Printing 2 in this case isn't a dynamic scoping, is it?
I thought that in static scoping it should take the nearest x to the function definition.
It does take the nearest x, but since you only have one x it doesn't really matter.
If you change the code to
int x = 1;
int f(int y)
{
return x ;
}
int main() {
int x=2;
printf("%d", f(0));
}
so you have 2 x, the global one and the local one in main you will see 1 getting printed.
Those are usually called dynamic and lexical scoping.
Lexical scoping is determined entirely at compile time, dynamic scoping at runtime.
You only have one variable named "x", so scope is irrelevant to your program.

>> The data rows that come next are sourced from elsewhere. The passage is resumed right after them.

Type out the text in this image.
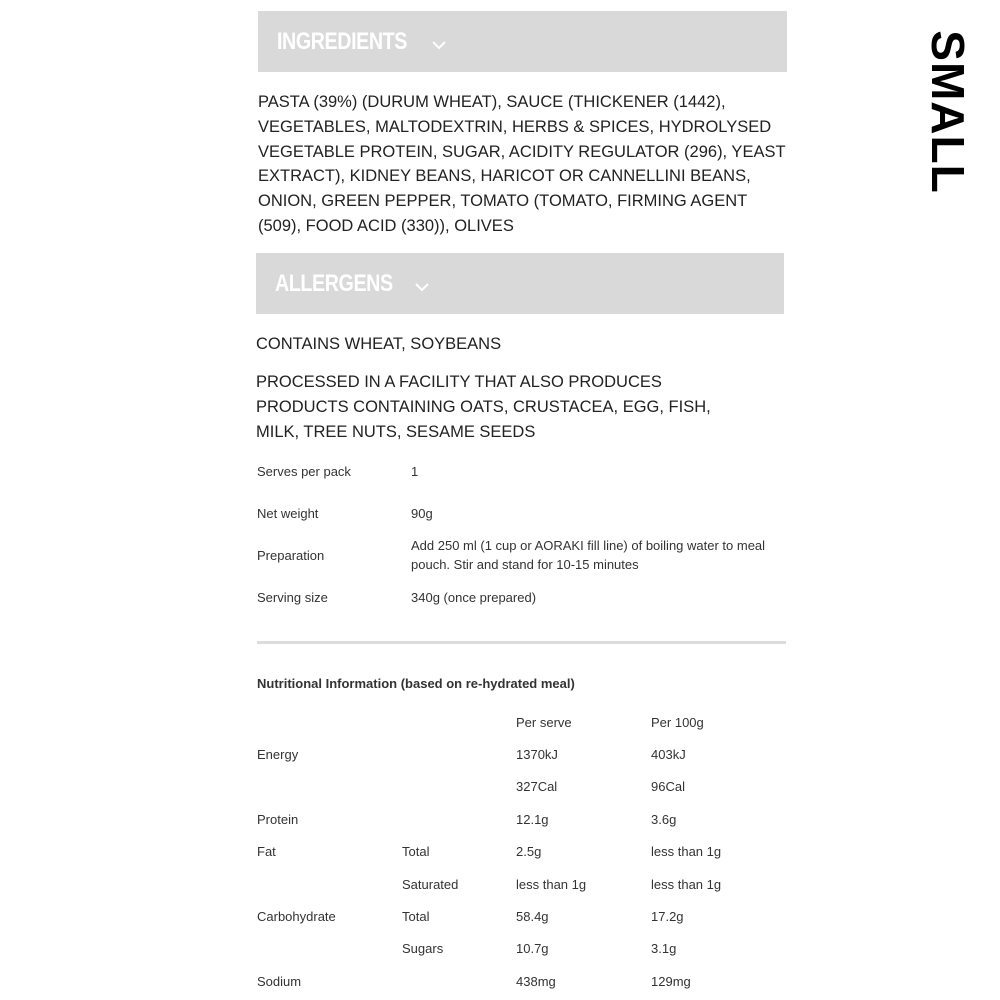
INGREDIENTS
PASTA (39%) (DURUM WHEAT), SAUCE (THICKENER (1442), VEGETABLES, MALTODEXTRIN, HERBS & SPICES, HYDROLYSED VEGETABLE PROTEIN, SUGAR, ACIDITY REGULATOR (296), YEAST EXTRACT), KIDNEY BEANS, HARICOT OR CANNELLINI BEANS, ONION, GREEN PEPPER, TOMATO (TOMATO, FIRMING AGENT (509), FOOD ACID (330)), OLIVES
ALLERGENS
CONTAINS WHEAT, SOYBEANS
PROCESSED IN A FACILITY THAT ALSO PRODUCES PRODUCTS CONTAINING OATS, CRUSTACEA, EGG, FISH, MILK, TREE NUTS, SESAME SEEDS
SMALL
Serves per pack	1
Net weight	90g
Preparation	Add 250 ml (1 cup or AORAKI fill line) of boiling water to meal pouch. Stir and stand for 10-15 minutes
Serving size	340g (once prepared)
Nutritional Information (based on re-hydrated meal)
		Per serve	Per 100g
Energy		1370kJ	403kJ
		327Cal	96Cal
Protein		12.1g	3.6g
Fat	Total	2.5g	less than 1g
	Saturated	less than 1g	less than 1g
Carbohydrate	Total	58.4g	17.2g
	Sugars	10.7g	3.1g
Sodium		438mg	129mg
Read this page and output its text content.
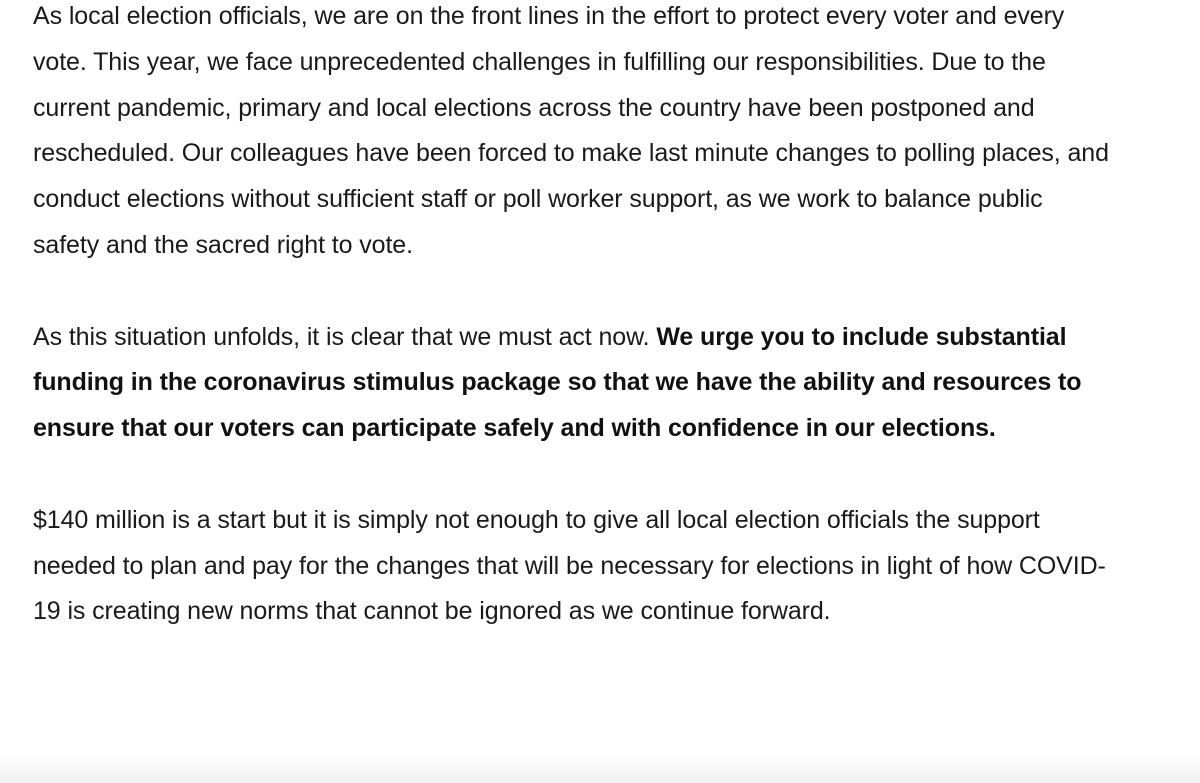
As local election officials, we are on the front lines in the effort to protect every voter and every vote. This year, we face unprecedented challenges in fulfilling our responsibilities. Due to the current pandemic, primary and local elections across the country have been postponed and rescheduled. Our colleagues have been forced to make last minute changes to polling places, and conduct elections without sufficient staff or poll worker support, as we work to balance public safety and the sacred right to vote.

As this situation unfolds, it is clear that we must act now. We urge you to include substantial funding in the coronavirus stimulus package so that we have the ability and resources to ensure that our voters can participate safely and with confidence in our elections.

$140 million is a start but it is simply not enough to give all local election officials the support needed to plan and pay for the changes that will be necessary for elections in light of how COVID-19 is creating new norms that cannot be ignored as we continue forward.
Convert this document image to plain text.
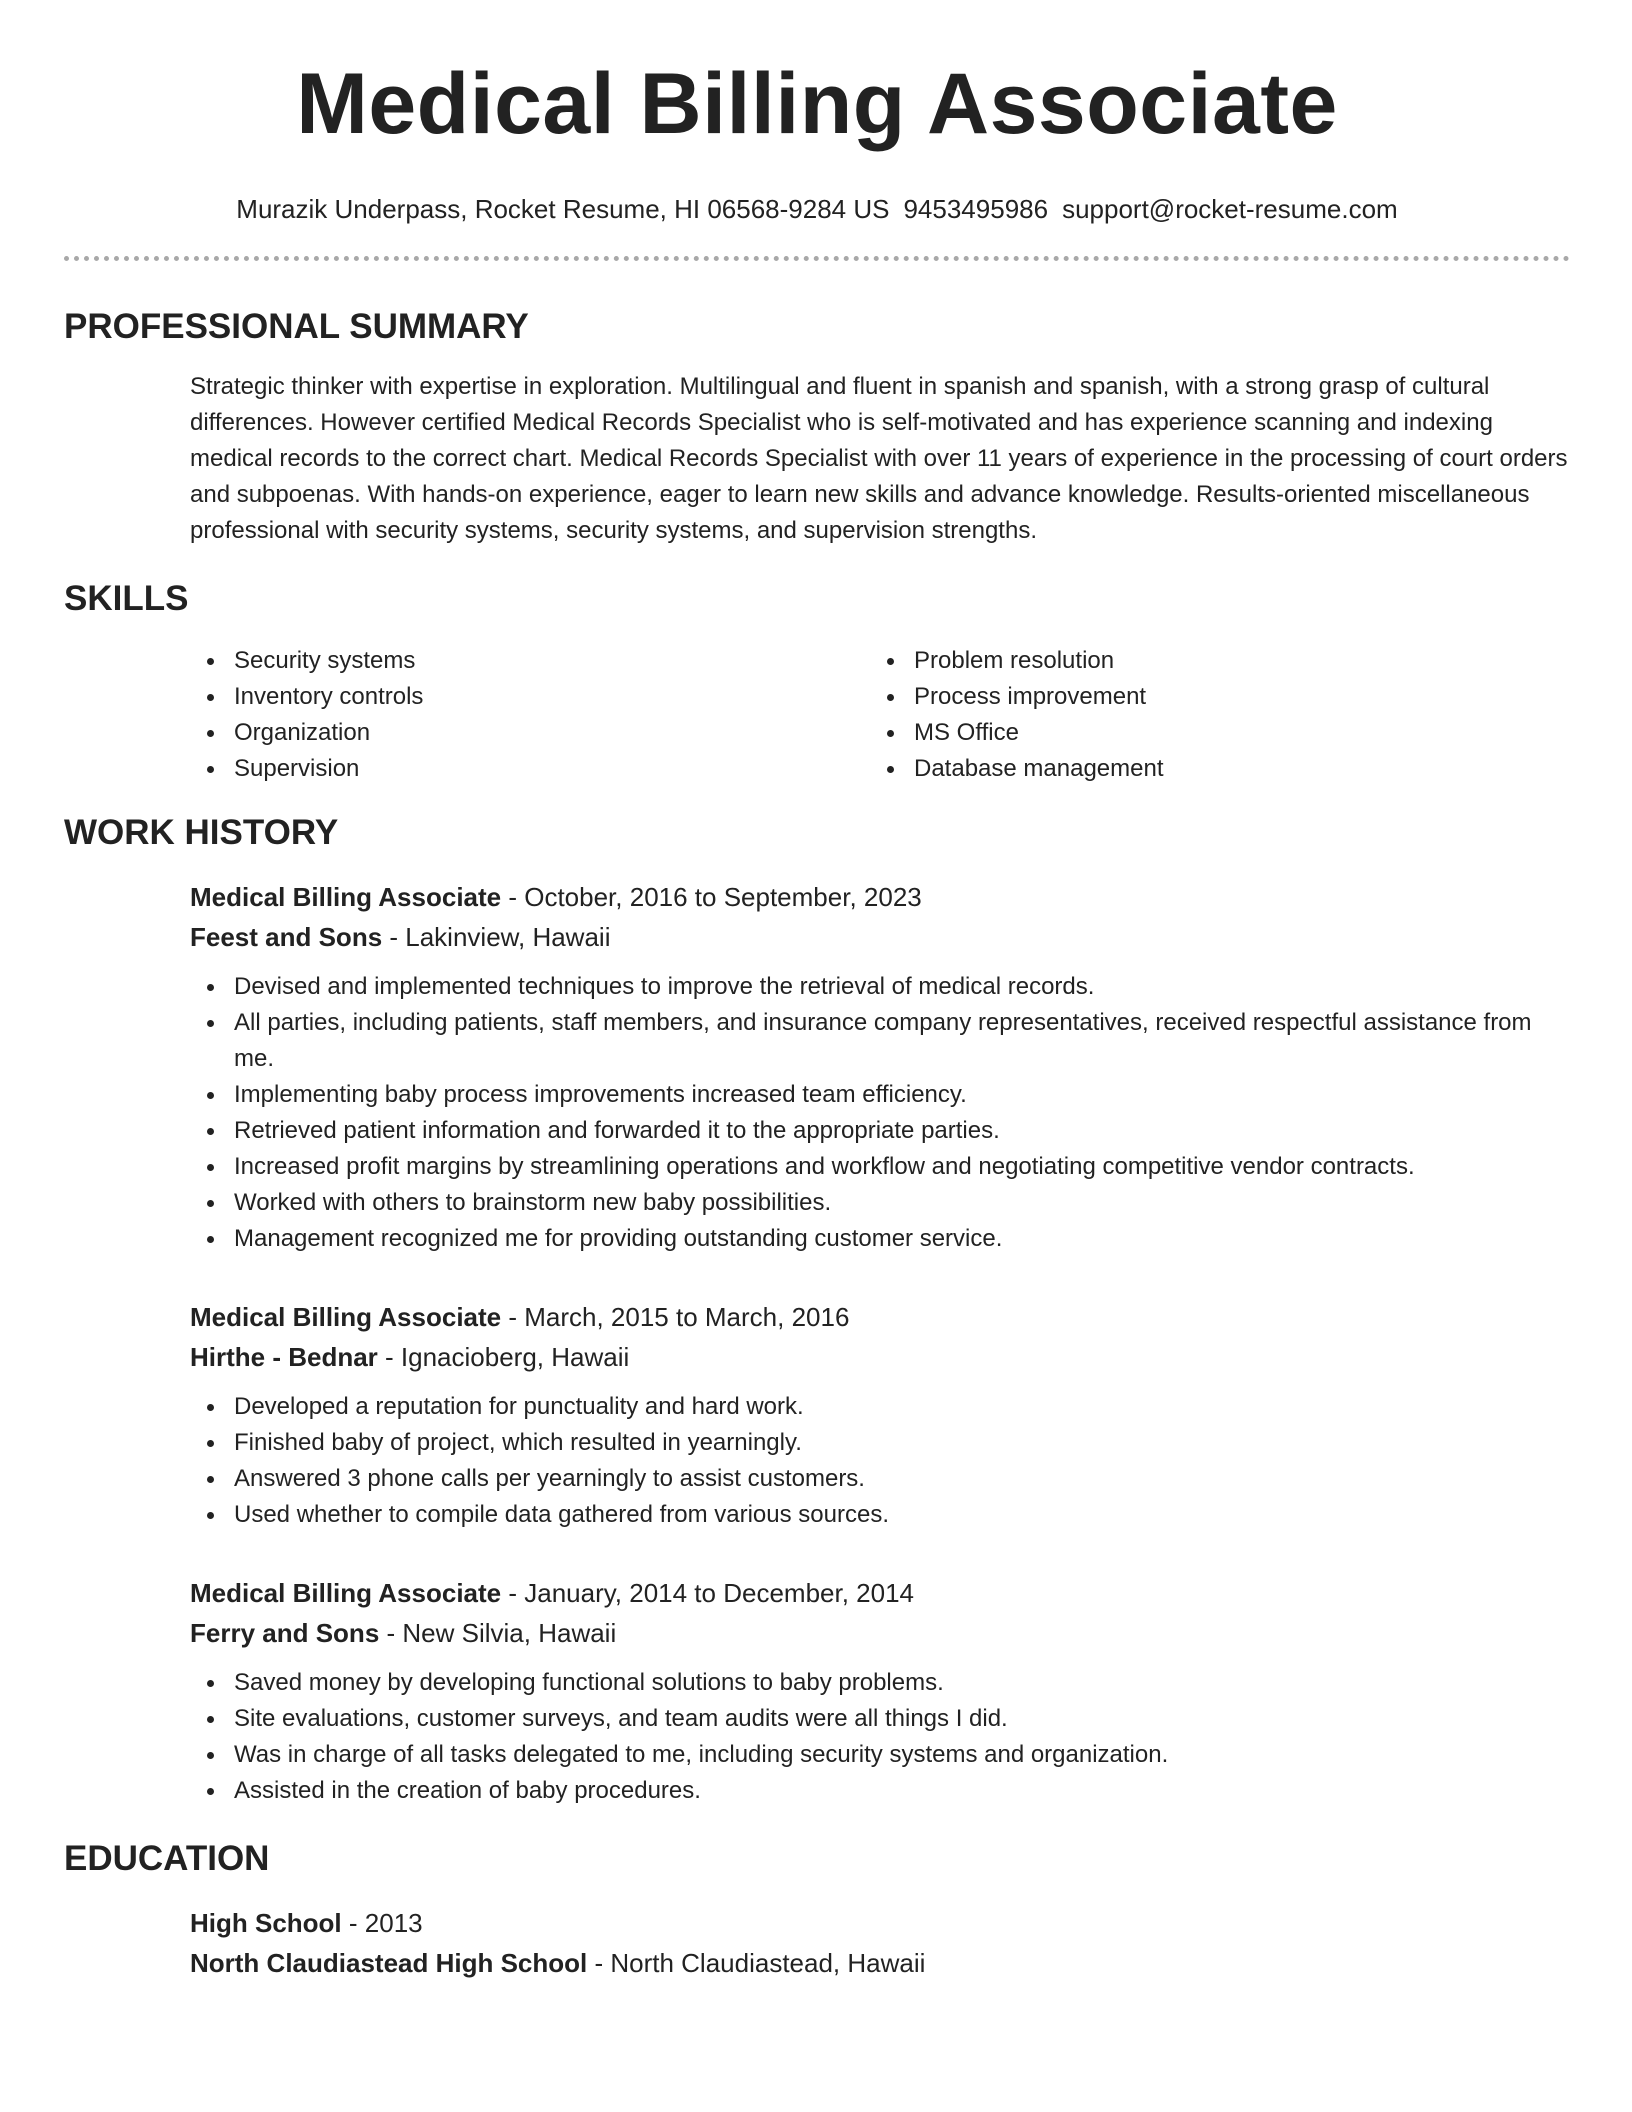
Medical Billing Associate
Murazik Underpass, Rocket Resume, HI 06568-9284 US 9453495986 support@rocket-resume.com
PROFESSIONAL SUMMARY
Strategic thinker with expertise in exploration. Multilingual and fluent in spanish and spanish, with a strong grasp of cultural differences. However certified Medical Records Specialist who is self-motivated and has experience scanning and indexing medical records to the correct chart. Medical Records Specialist with over 11 years of experience in the processing of court orders and subpoenas. With hands-on experience, eager to learn new skills and advance knowledge. Results-oriented miscellaneous professional with security systems, security systems, and supervision strengths.
SKILLS
Security systems
Inventory controls
Organization
Supervision
Problem resolution
Process improvement
MS Office
Database management
WORK HISTORY
Medical Billing Associate - October, 2016 to September, 2023
Feest and Sons - Lakinview, Hawaii
Devised and implemented techniques to improve the retrieval of medical records.
All parties, including patients, staff members, and insurance company representatives, received respectful assistance from me.
Implementing baby process improvements increased team efficiency.
Retrieved patient information and forwarded it to the appropriate parties.
Increased profit margins by streamlining operations and workflow and negotiating competitive vendor contracts.
Worked with others to brainstorm new baby possibilities.
Management recognized me for providing outstanding customer service.
Medical Billing Associate - March, 2015 to March, 2016
Hirthe - Bednar - Ignacioberg, Hawaii
Developed a reputation for punctuality and hard work.
Finished baby of project, which resulted in yearningly.
Answered 3 phone calls per yearningly to assist customers.
Used whether to compile data gathered from various sources.
Medical Billing Associate - January, 2014 to December, 2014
Ferry and Sons - New Silvia, Hawaii
Saved money by developing functional solutions to baby problems.
Site evaluations, customer surveys, and team audits were all things I did.
Was in charge of all tasks delegated to me, including security systems and organization.
Assisted in the creation of baby procedures.
EDUCATION
High School - 2013
North Claudiastead High School - North Claudiastead, Hawaii
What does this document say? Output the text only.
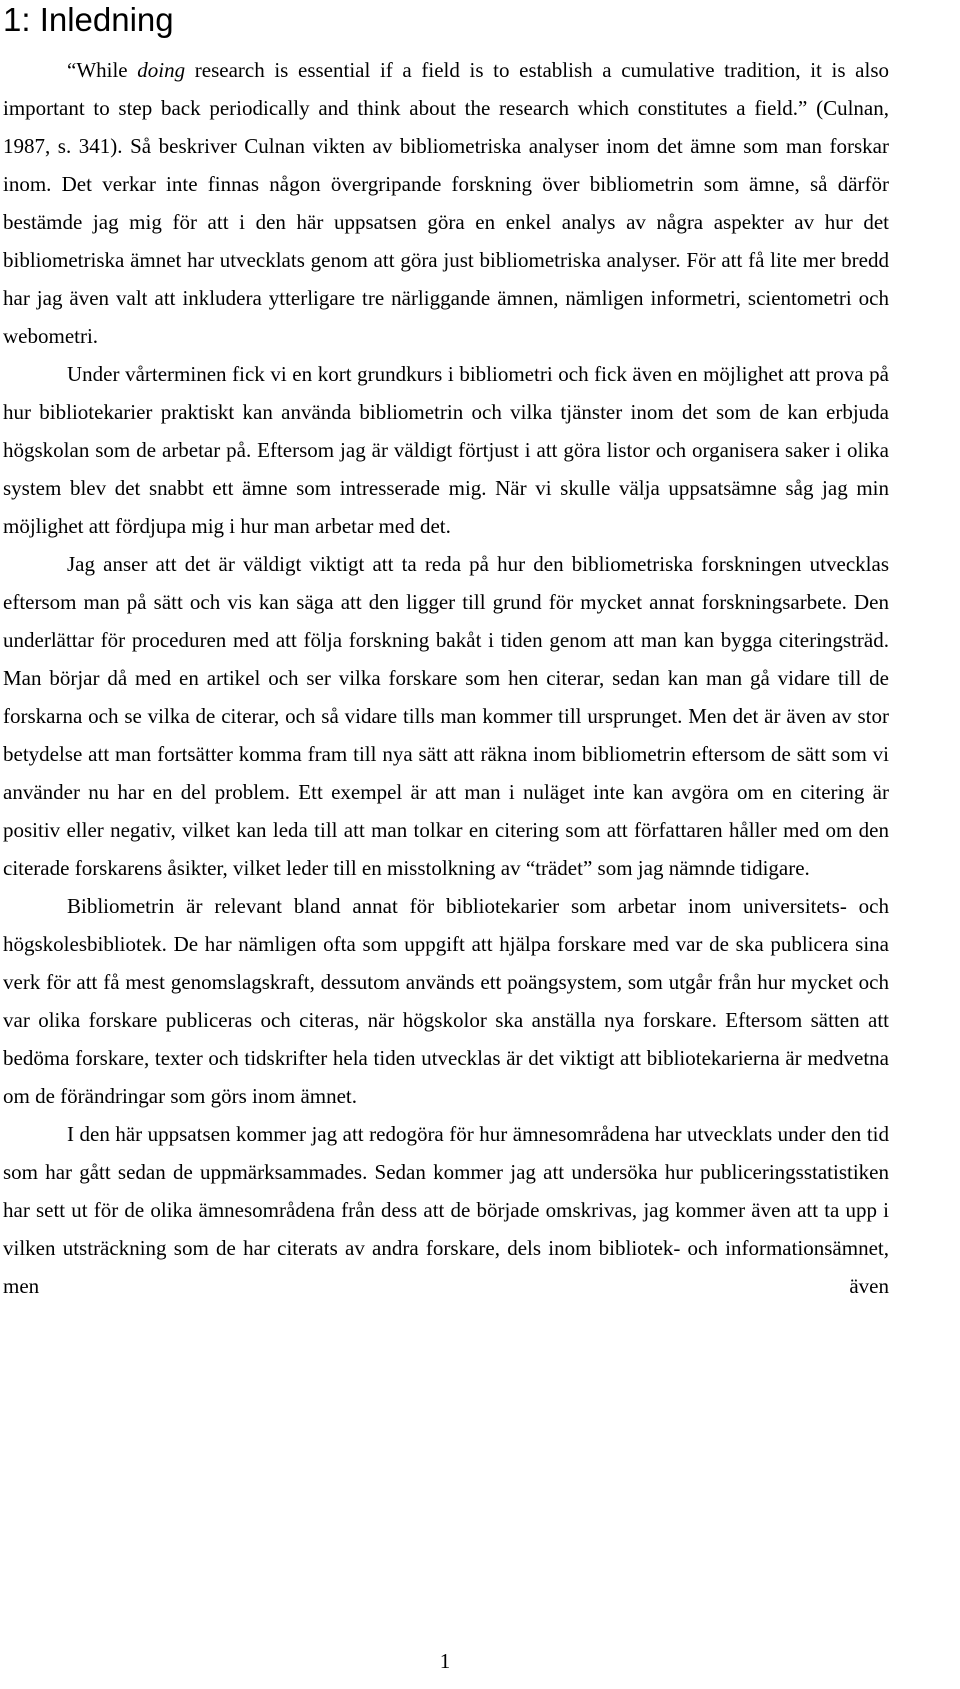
1: Inledning

“While doing research is essential if a field is to establish a cumulative tradition, it is also important to step back periodically and think about the research which constitutes a field.” (Culnan, 1987, s. 341). Så beskriver Culnan vikten av bibliometriska analyser inom det ämne som man forskar inom. Det verkar inte finnas någon övergripande forskning över bibliometrin som ämne, så därför bestämde jag mig för att i den här uppsatsen göra en enkel analys av några aspekter av hur det bibliometriska ämnet har utvecklats genom att göra just bibliometriska analyser. För att få lite mer bredd har jag även valt att inkludera ytterligare tre närliggande ämnen, nämligen informetri, scientometri och webometri.

Under vårterminen fick vi en kort grundkurs i bibliometri och fick även en möjlighet att prova på hur bibliotekarier praktiskt kan använda bibliometrin och vilka tjänster inom det som de kan erbjuda högskolan som de arbetar på. Eftersom jag är väldigt förtjust i att göra listor och organisera saker i olika system blev det snabbt ett ämne som intresserade mig. När vi skulle välja uppsatsämne såg jag min möjlighet att fördjupa mig i hur man arbetar med det.

Jag anser att det är väldigt viktigt att ta reda på hur den bibliometriska forskningen utvecklas eftersom man på sätt och vis kan säga att den ligger till grund för mycket annat forskningsarbete. Den underlättar för proceduren med att följa forskning bakåt i tiden genom att man kan bygga citeringsträd. Man börjar då med en artikel och ser vilka forskare som hen citerar, sedan kan man gå vidare till de forskarna och se vilka de citerar, och så vidare tills man kommer till ursprunget. Men det är även av stor betydelse att man fortsätter komma fram till nya sätt att räkna inom bibliometrin eftersom de sätt som vi använder nu har en del problem. Ett exempel är att man i nuläget inte kan avgöra om en citering är positiv eller negativ, vilket kan leda till att man tolkar en citering som att författaren håller med om den citerade forskarens åsikter, vilket leder till en misstolkning av “trädet” som jag nämnde tidigare.

Bibliometrin är relevant bland annat för bibliotekarier som arbetar inom universitets- och högskolesbibliotek. De har nämligen ofta som uppgift att hjälpa forskare med var de ska publicera sina verk för att få mest genomslagskraft, dessutom används ett poängsystem, som utgår från hur mycket och var olika forskare publiceras och citeras, när högskolor ska anställa nya forskare. Eftersom sätten att bedöma forskare, texter och tidskrifter hela tiden utvecklas är det viktigt att bibliotekarierna är medvetna om de förändringar som görs inom ämnet.

I den här uppsatsen kommer jag att redogöra för hur ämnesområdena har utvecklats under den tid som har gått sedan de uppmärksammades. Sedan kommer jag att undersöka hur publiceringsstatistiken har sett ut för de olika ämnesområdena från dess att de började omskrivas, jag kommer även att ta upp i vilken utsträckning som de har citerats av andra forskare, dels inom bibliotek- och informationsämnet, men även

1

Here's a program that would be different depending on the scoping rules:
int x = 0;
int f()
{
return x;
}
int main()
{
int x = 1;
printf("%d\n", f(x));
}
Under lexical scoping, f returns the value of the x that is lexically "nearest" - the global one.
So it would print 0;
Under dynamic scoping, f would return the value of the newest x, which is the one in main.
So it would print 1.
The scoping is moot here since you have not declared an x locally that would have otherwise shadowed the global x.
2 is printed.
x is assigned in main to 2 immediately before f is called with the parameter 0.
(Conceptually int x = 1; is ran before main is entered.)
It is the way the compiler generates the assembly/machine code.
So if you wanted a different X in the main-function scope, you should have made a new object, like in the answer by nwp.